É um fenómeno sociológico interessante, sim. Como referi acima, ver pessoas de determinada craveira a discutir, a berrar, a dizer "palavrões" à conta de uma partida de futebol, diz tudo acerca do seu impacto.
EliminarE, evidentemente, dá imenso jeito aos governantes. Dou-te um exemplo, legislar sobre estas comemorações públicas, e já várias vozes falam disso, amedronta. É mexer com um lado emotivo muito profundo, sobretudo sendo o Benfica, clube com maior número de adeptos em Portugal.
Mark o futebol para algumas pessoas é como uma doença, acabam por viver as emoções de uma forma que não entendo, não ligo nada a futebol, apesar de que uma equipa de futebol da 1ª divisão tem o estádio com o nome do meu tio-avó, eu é que sou a ovelha ronhosa da família. Temos pena lol.
ResponderEliminarO pai gosta imenso de futebol, mas é caso raro na família. O avô paterno nunca ligou, o irmão do pai tampouco.
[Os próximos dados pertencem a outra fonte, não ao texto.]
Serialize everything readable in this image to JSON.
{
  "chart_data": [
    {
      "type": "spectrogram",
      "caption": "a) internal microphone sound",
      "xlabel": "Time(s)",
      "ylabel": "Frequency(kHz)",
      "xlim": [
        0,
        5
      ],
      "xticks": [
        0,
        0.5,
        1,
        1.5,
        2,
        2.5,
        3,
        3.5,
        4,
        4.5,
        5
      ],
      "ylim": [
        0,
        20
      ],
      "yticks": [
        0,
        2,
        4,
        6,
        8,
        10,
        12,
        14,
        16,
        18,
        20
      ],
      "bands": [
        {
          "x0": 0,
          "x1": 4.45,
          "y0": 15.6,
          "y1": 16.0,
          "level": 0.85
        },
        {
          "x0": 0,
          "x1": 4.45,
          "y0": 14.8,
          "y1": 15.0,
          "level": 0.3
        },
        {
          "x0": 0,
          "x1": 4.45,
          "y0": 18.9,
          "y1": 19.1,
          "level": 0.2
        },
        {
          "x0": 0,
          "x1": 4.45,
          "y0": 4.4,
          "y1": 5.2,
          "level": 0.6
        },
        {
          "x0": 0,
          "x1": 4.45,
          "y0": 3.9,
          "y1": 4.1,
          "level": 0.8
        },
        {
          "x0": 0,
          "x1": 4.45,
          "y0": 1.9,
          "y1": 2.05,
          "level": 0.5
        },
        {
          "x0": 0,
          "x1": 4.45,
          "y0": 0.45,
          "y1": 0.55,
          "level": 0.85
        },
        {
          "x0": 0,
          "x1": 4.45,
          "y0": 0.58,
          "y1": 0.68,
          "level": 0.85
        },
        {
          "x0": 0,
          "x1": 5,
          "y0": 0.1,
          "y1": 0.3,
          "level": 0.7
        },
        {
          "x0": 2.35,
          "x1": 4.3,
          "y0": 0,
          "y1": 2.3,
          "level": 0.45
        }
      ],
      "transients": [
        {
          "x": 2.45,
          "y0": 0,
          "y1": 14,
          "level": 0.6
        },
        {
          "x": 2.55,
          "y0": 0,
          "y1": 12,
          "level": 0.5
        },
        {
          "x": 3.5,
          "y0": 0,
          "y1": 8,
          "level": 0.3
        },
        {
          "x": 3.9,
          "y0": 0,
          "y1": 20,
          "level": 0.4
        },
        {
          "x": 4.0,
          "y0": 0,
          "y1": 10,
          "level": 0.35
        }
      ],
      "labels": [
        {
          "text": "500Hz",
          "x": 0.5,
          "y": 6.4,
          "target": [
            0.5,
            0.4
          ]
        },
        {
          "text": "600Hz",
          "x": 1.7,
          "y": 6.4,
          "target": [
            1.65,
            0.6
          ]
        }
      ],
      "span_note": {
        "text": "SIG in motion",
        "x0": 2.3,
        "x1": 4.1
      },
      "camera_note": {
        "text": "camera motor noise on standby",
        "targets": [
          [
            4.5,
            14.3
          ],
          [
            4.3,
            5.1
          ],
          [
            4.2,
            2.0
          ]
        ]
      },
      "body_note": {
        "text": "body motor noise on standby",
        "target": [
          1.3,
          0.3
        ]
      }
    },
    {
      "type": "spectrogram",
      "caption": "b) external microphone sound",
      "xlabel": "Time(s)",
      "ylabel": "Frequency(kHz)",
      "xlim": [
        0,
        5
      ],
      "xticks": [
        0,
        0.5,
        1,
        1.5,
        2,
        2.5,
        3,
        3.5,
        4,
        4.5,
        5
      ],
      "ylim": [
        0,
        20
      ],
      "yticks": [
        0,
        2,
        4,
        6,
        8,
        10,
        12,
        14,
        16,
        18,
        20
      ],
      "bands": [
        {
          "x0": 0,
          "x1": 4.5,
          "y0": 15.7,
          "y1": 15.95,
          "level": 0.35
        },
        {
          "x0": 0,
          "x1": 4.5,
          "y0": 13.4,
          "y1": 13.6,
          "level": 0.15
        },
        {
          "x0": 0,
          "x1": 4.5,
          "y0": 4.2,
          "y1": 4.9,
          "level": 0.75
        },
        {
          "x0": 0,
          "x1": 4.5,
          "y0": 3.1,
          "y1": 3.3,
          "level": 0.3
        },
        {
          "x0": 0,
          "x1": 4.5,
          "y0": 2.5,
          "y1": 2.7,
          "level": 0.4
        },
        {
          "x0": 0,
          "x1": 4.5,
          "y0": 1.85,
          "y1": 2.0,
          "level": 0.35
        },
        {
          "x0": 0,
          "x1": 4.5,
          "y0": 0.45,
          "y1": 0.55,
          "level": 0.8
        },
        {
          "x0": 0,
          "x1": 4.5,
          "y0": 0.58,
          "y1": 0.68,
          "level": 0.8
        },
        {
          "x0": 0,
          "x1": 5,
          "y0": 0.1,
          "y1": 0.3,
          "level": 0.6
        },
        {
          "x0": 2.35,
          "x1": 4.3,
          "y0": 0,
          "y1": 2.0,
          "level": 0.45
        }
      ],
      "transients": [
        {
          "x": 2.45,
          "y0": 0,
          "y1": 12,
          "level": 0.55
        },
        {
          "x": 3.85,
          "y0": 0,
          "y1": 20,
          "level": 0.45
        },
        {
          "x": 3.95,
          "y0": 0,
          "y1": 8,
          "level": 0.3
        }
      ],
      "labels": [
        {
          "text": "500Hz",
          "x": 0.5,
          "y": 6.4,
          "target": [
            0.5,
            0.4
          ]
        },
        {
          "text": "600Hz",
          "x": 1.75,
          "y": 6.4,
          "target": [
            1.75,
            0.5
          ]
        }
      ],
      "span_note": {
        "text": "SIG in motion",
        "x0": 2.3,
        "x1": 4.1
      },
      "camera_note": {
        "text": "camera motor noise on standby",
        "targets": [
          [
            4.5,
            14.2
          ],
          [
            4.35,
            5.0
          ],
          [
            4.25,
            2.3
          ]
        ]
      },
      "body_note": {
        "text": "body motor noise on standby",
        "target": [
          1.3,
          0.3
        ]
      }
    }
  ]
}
É adepto do FCP. Cheguei a vê-lo chorar de alegria quando o Porto foi Campeão Europeu, em 2004, salvo erro.
EliminarComo em tudo na vida, há excessos. Devemos sim, penalizar os excessos, quer de quem tem o dever de controlar, como de quem abusa e acaba por ir mais além do permitido. Nos casos específicos que conhecemos, parece-me que o agente de Guimarães deverá ser penalizado (se for provado) bem como os delinquentes que roubaram material no estádio do Vitória e que arremessaram pedras no Marquês de Pombal.
ResponderEliminarO agente, ao que parece, não tem tido sossego, e até uma condecoração que ia receber acabou por ficar na gaveta. Acho bem que investiguem. Pelo que li, o próprio reconhece que se excedeu.
EliminarO que aconteceu em Guimarães foi gravíssimo. E em Lisboa. Mantenho o que disse: estas comemorações têm de ser reguladas.